米議会でツイッター元セキュリティー責任者が証言、「社内に外国工作員」
(米国)
サンフランシスコ発
2022年09月20日
米国連邦上院司法委員会は9月13日、データ・セキュリティーに関する公聴会を開き、米国ツイッターの元セキュリティー責任者で同社セキュリティーの脆弱(ぜいじゃく)性を内部告発したピーター・ザトコ氏(通称「マッジ」)が証言した。
国防総省高等研究計画局(DARPA)でサイバープログラムの責任者を務めた経験も持ち、有名なハッカー「マッジ」として知られていたザトコ氏は、2020年11月にツイッターに迎え入れられ、2022年1月まで同社のセキュリティー責任者を務めた。同氏は2022年8月に、同社のデータ・セキュリティーに疑問を呈する内部告発文書を連邦機関に提出している(「ロイター」8月24日)。今回の公聴会で、同氏は「(ツイッターに入社した当時)同社は業界のセキュリティー基準から10年遅れていた」と述べた。また、連邦捜査局(FBI)が2022年1月、ツイッターのセキュリティーチームに対し、同社内に中国の国家安全部(MSS)の工作員が少なくとも1人在籍していると警告した、と証言したほか、インド政府が工作員を同社内に配置していたとも主張した(「NPR」9月13日)。

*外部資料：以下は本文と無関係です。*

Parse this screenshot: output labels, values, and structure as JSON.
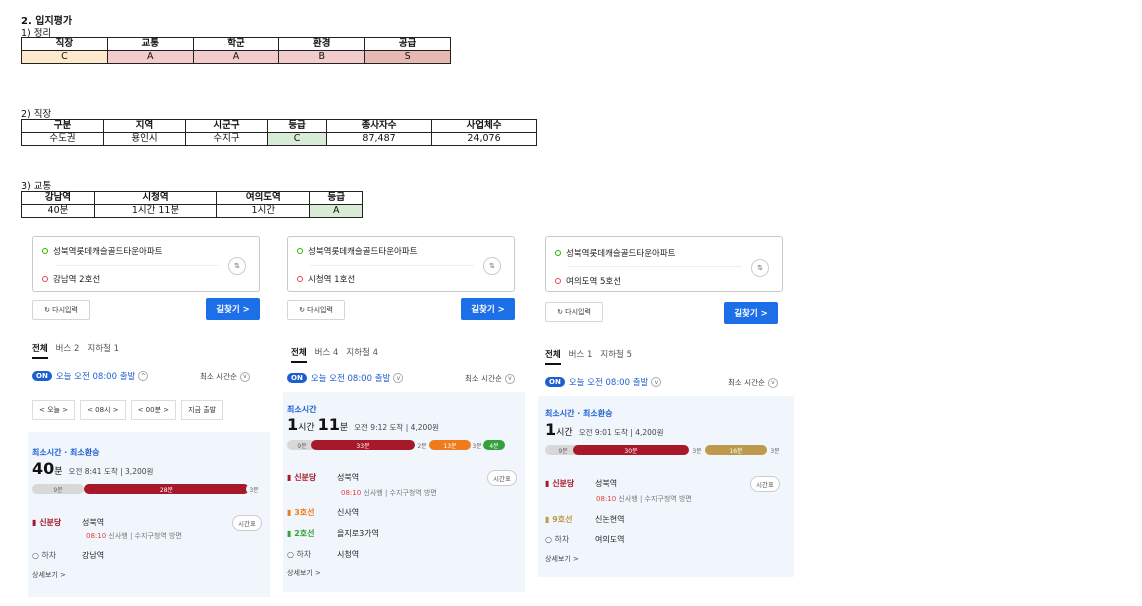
{
  "section_title": "2. 입지평가",
  "summary": {
    "title": "1) 정리",
    "headers": [
      "직장",
      "교통",
      "학군",
      "환경",
      "공급"
    ],
    "values": [
      "C",
      "A",
      "A",
      "B",
      "S"
    ],
    "colors": [
      "#fde9cc",
      "#f2cccc",
      "#f2cccc",
      "#f2cccc",
      "#e8b9b2"
    ]
  },
  "job": {
    "title": "2) 직장",
    "headers": [
      "구분",
      "지역",
      "시군구",
      "등급",
      "종사자수",
      "사업체수"
    ],
    "values": [
      "수도권",
      "용인시",
      "수지구",
      "C",
      "87,487",
      "24,076"
    ]
  },
  "transit": {
    "title": "3) 교통",
    "headers": [
      "강남역",
      "시청역",
      "여의도역",
      "등급"
    ],
    "values": [
      "40분",
      "1시간 11분",
      "1시간",
      "A"
    ]
  },
  "routes": [
    {
      "origin": "성북역롯데캐슬골드타운아파트",
      "dest": "강남역 2호선",
      "reset": "다시입력",
      "find": "길찾기 >",
      "tabs": [
        "전체",
        "버스 2",
        "지하철 1"
      ],
      "on": "ON",
      "depart": "오늘 오전 08:00 출발",
      "sort": "최소 시간순",
      "nav": [
        "<  오늘  >",
        "<  08시  >",
        "<  00분  >",
        "지금 출발"
      ],
      "label": "최소시간 · 최소환승",
      "dur_num": "40",
      "dur_unit": "분",
      "meta": "오전 8:41 도착 | 3,200원",
      "segments": [
        "9분",
        "28분",
        "3분"
      ],
      "steps": [
        {
          "line": "신분당",
          "station": "성북역"
        },
        {
          "line": "하차",
          "station": "강남역"
        }
      ],
      "sub_time": "08:10",
      "sub_text": "신사행 | 수지구청역 방면",
      "timetable": "시간표",
      "more": "상세보기 >"
    },
    {
      "origin": "성북역롯데캐슬골드타운아파트",
      "dest": "시청역 1호선",
      "reset": "다시입력",
      "find": "길찾기 >",
      "tabs": [
        "전체",
        "버스 4",
        "지하철 4"
      ],
      "on": "ON",
      "depart": "오늘 오전 08:00 출발",
      "sort": "최소 시간순",
      "label": "최소시간",
      "dur_h": "1",
      "dur_h_unit": "시간",
      "dur_m": "11",
      "dur_m_unit": "분",
      "meta": "오전 9:12 도착 | 4,200원",
      "segments": [
        "9분",
        "33분",
        "2분",
        "13분",
        "3분",
        "4분"
      ],
      "steps": [
        {
          "line": "신분당",
          "station": "성북역"
        },
        {
          "line": "3호선",
          "station": "신사역"
        },
        {
          "line": "2호선",
          "station": "을지로3가역"
        },
        {
          "line": "하차",
          "station": "시청역"
        }
      ],
      "sub_time": "08:10",
      "sub_text": "신사행 | 수지구청역 방면",
      "timetable": "시간표",
      "more": "상세보기 >"
    },
    {
      "origin": "성북역롯데캐슬골드타운아파트",
      "dest": "여의도역 5호선",
      "reset": "다시입력",
      "find": "길찾기 >",
      "tabs": [
        "전체",
        "버스 1",
        "지하철 5"
      ],
      "on": "ON",
      "depart": "오늘 오전 08:00 출발",
      "sort": "최소 시간순",
      "label": "최소시간 · 최소환승",
      "dur_h": "1",
      "dur_h_unit": "시간",
      "meta": "오전 9:01 도착 | 4,200원",
      "segments": [
        "9분",
        "30분",
        "3분",
        "16분",
        "3분"
      ],
      "steps": [
        {
          "line": "신분당",
          "station": "성북역"
        },
        {
          "line": "9호선",
          "station": "신논현역"
        },
        {
          "line": "하차",
          "station": "여의도역"
        }
      ],
      "sub_time": "08:10",
      "sub_text": "신사행 | 수지구청역 방면",
      "timetable": "시간표",
      "more": "상세보기 >"
    }
  ],
  "colors": {
    "shinbundang": "#a6182a",
    "line3": "#ef7c1c",
    "line2": "#33a23d",
    "line9": "#bd9a4b",
    "accent": "#1d6fe8"
  }
}
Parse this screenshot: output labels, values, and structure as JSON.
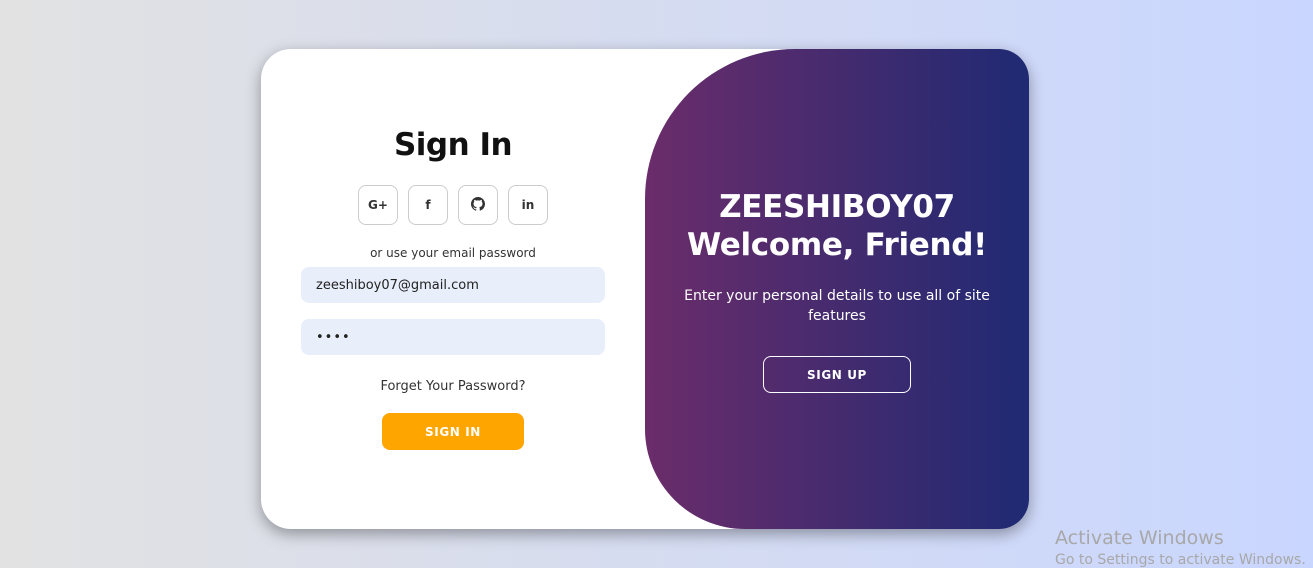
{
  "signin": {
    "title": "Sign In",
    "social": [
      {
        "label": "G+",
        "icon": "google-plus-icon"
      },
      {
        "label": "f",
        "icon": "facebook-icon"
      },
      {
        "label": "",
        "icon": "github-icon"
      },
      {
        "label": "in",
        "icon": "linkedin-icon"
      }
    ],
    "alt_text": "or use your email password",
    "email_value": "zeeshiboy07@gmail.com",
    "password_value": "••••",
    "forgot_label": "Forget Your Password?",
    "button_label": "SIGN IN"
  },
  "toggle": {
    "title_line1": "ZEESHIBOY07",
    "title_line2": "Welcome, Friend!",
    "text": "Enter your personal details to use all of site features",
    "button_label": "SIGN UP"
  },
  "watermark": {
    "title": "Activate Windows",
    "subtitle": "Go to Settings to activate Windows."
  },
  "colors": {
    "accent": "#ffa500",
    "gradient_start": "#6b2c6a",
    "gradient_end": "#1f2a73",
    "input_bg": "#e8eefa"
  }
}
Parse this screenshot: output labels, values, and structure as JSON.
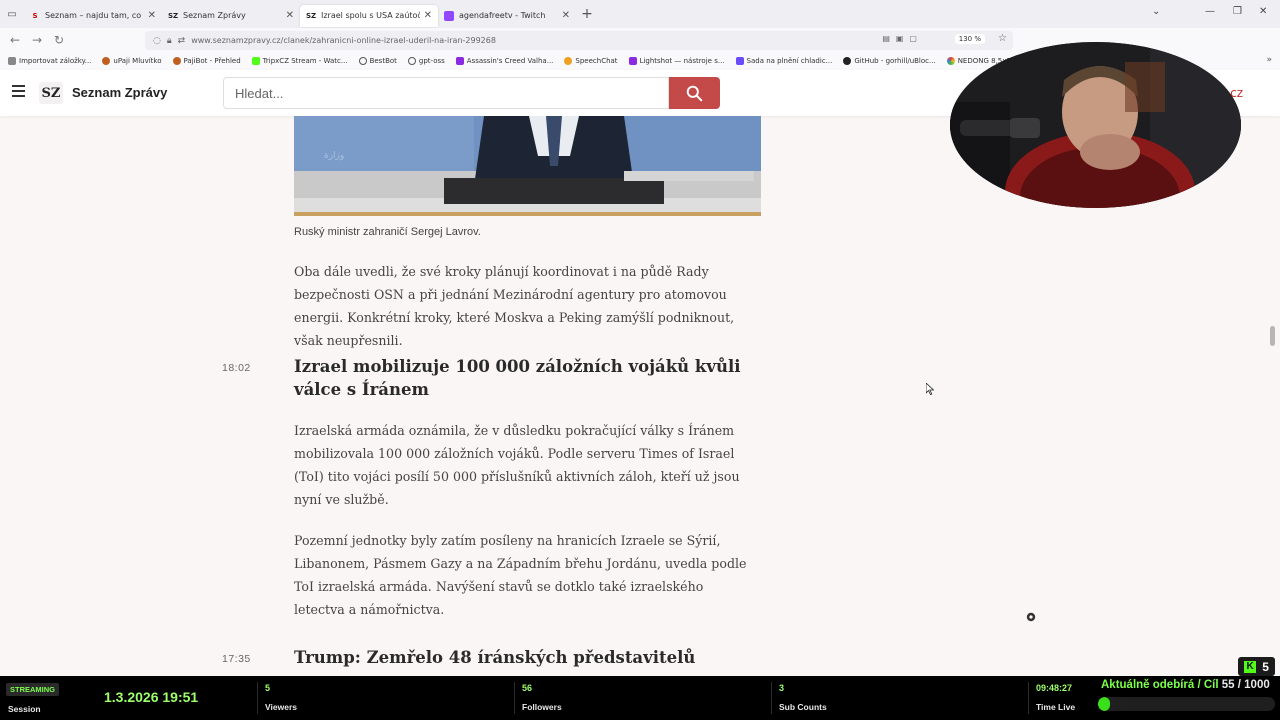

ツイッターは公聴会の後、「本日の公聴会は、ザトコ氏の申し立てがひたすら矛盾と誤りのみで満ちたものであることを裏付けたにすぎない」との見解を発表した(CNN9月13日)。同社は、電気自動車メーカー、テスラの最高経営責任者(CEO)などを務めるイーロン・マスク氏と、同氏のツイッター買収撤回(2022年7月12日記事参照)をめぐり、訴訟に発展している。ザトコ氏の内部告発文書が公になった後、マスク氏は新たな法的申し立ての中で告発内容を引用し、ツイッターは「破損品(damaged goods)」であり、そのようなひどい問題を隠していたことで、同社は詐欺を働いたと主張している(NPR9月3日)。他方、ツイッターは9月13日に臨時株主総会を開き、既に発表されているとおり、マスク氏に対し同社株式を1株当たり54ドル20セントで売却することを承認した。